Franco “Bifo” Berardi, in Futurability: The Age of Impotence and the Horizon of Possibility… (below)
Baudrillard wrote In the Shadow of the Silent Majorities in the same era when Margaret Thatcher was taking control of the Tory Party, beginning the triumphal progress that prepared her victory in the national elections of 1979, and launching the project that we have come to know as the neoliberal reformation. Echoing Baudrillard’s concepts, in a 1987 interview Thatcher said:
What irritated me about the whole direction of politics in the last thirty years is that it’s always been towards the collectivist society. People have forgotten about personal security. And they say: do I count, do I matter? To which the short answer is, yes. And therefore, it isn’t that I set out on economic policies; it’s that I set out really to change the approach, and changing the economics is the means of changing that approach. If you change the approach you really are after the heart and soul of the nation. Economics are the method; the object is to change the heart and soul.
The final goal of Thatcher’s revolution was not economic, but political, ethical – almost spiritual, we might say. The neoliberal reformation was intended to inscribe competition into the very soul of social life, up to the point of destroying society itself. This cultural intention has been clearly described by Michel Foucault in his 1979–80 seminar published under the title The Birth of Biopolitics:
the subjection of individual activity to the spirit of enterprise, the overall recoding of human activity in terms of economic rentability, the insertion of competition into the neural circuits of daily life.
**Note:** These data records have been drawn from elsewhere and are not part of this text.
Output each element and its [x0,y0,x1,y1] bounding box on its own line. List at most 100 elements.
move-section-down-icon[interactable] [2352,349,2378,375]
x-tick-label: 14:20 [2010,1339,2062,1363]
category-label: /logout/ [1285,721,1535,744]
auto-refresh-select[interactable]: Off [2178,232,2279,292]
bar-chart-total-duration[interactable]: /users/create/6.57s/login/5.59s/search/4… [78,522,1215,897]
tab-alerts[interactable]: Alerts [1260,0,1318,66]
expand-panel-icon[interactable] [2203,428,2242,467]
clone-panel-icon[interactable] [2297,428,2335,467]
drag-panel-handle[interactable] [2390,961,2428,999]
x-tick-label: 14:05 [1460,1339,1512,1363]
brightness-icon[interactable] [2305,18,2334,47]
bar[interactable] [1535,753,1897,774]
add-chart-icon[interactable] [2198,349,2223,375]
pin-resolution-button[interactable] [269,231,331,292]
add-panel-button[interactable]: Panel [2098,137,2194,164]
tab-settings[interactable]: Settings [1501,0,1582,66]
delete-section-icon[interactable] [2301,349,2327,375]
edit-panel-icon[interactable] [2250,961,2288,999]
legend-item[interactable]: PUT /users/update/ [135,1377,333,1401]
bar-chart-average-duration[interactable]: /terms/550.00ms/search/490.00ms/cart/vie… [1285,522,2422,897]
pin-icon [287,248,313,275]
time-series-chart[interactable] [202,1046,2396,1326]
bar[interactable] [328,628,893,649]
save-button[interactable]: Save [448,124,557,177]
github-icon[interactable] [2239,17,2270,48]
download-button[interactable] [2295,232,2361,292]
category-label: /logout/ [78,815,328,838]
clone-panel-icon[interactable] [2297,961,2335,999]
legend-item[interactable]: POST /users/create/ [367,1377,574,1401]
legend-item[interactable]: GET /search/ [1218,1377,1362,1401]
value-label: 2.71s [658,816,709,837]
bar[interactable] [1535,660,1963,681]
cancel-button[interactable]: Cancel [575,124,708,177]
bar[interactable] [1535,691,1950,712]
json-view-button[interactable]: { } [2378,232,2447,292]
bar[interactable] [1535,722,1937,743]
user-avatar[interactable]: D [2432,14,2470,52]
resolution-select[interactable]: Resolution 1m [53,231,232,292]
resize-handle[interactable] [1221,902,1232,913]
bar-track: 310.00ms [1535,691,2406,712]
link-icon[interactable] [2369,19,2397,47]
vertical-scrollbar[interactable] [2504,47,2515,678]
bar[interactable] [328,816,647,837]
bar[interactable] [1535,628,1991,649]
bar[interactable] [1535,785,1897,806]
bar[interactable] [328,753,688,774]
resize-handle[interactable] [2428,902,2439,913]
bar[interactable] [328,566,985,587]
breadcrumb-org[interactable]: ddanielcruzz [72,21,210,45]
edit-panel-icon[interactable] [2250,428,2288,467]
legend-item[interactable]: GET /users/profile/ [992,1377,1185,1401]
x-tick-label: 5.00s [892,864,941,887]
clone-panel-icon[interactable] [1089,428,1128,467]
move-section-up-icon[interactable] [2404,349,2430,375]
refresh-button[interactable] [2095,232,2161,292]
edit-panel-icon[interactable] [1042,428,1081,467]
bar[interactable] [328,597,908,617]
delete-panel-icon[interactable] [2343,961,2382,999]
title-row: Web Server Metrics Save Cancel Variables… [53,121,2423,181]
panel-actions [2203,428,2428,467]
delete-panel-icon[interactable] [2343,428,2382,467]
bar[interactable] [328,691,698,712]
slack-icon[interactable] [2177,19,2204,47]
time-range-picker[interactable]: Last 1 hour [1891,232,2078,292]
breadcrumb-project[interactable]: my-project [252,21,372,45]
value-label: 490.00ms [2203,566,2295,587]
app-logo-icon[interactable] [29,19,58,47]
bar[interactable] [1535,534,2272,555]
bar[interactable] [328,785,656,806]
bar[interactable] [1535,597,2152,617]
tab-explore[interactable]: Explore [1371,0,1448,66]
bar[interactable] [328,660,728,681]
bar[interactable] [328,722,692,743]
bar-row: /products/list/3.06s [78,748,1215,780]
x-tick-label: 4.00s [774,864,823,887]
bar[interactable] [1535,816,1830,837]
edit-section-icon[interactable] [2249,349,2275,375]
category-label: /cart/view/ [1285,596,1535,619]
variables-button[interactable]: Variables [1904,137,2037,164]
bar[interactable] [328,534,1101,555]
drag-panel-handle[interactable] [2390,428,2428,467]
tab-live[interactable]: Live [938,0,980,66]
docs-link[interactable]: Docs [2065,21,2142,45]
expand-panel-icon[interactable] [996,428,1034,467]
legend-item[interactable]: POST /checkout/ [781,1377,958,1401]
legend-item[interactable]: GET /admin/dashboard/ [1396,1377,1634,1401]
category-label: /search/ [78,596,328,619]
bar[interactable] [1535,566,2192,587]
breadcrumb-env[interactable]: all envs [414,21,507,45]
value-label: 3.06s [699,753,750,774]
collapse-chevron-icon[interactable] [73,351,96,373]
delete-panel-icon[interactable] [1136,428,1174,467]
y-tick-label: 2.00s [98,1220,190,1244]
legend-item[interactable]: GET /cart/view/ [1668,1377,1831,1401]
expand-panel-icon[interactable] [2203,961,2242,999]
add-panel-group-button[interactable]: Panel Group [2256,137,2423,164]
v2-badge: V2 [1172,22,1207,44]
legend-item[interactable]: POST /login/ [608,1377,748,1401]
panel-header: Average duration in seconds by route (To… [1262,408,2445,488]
These are the trends that Foucault foresaw and described. Not only economic profit, but moreover the cult of the individual as economic warrior, the harsh perception of the fundamental loneliness of humans, the cynical concession that war is the only possible relation among living organisms on the path of evolution: this is the ultimate intention of the neoliberal reformation. Margaret Thatcher said, ‘There is no such thing as society. There are individual men and women, and there are families. And no government can do anything except through people, and people must look to themselves first.’ The concept here is interesting but not accurate: society cannot disappear at the very end; sociability may be dissolving, but not society.
Over the last thirty years, society has been transformed into a sort of blind system of inescapable obligation and interdependence, a prison-like condition of togetherness in which empathy is void and solidarity is forbidden. The social space has been transformed into a worldwide system of automatic connections in which individuals cannot experience conjunction but only functional connection. The process of cooperation does not stop, it is transformed into a process of abstract recombination of info-fractals that only the code can decipher and transform into economic value. The mutual interaction is not negated outright, but empathy is replaced by competition. Social life proceeds, more frantic than ever: the living, conscious organism penetrated by dead, unconscious mathematical functions.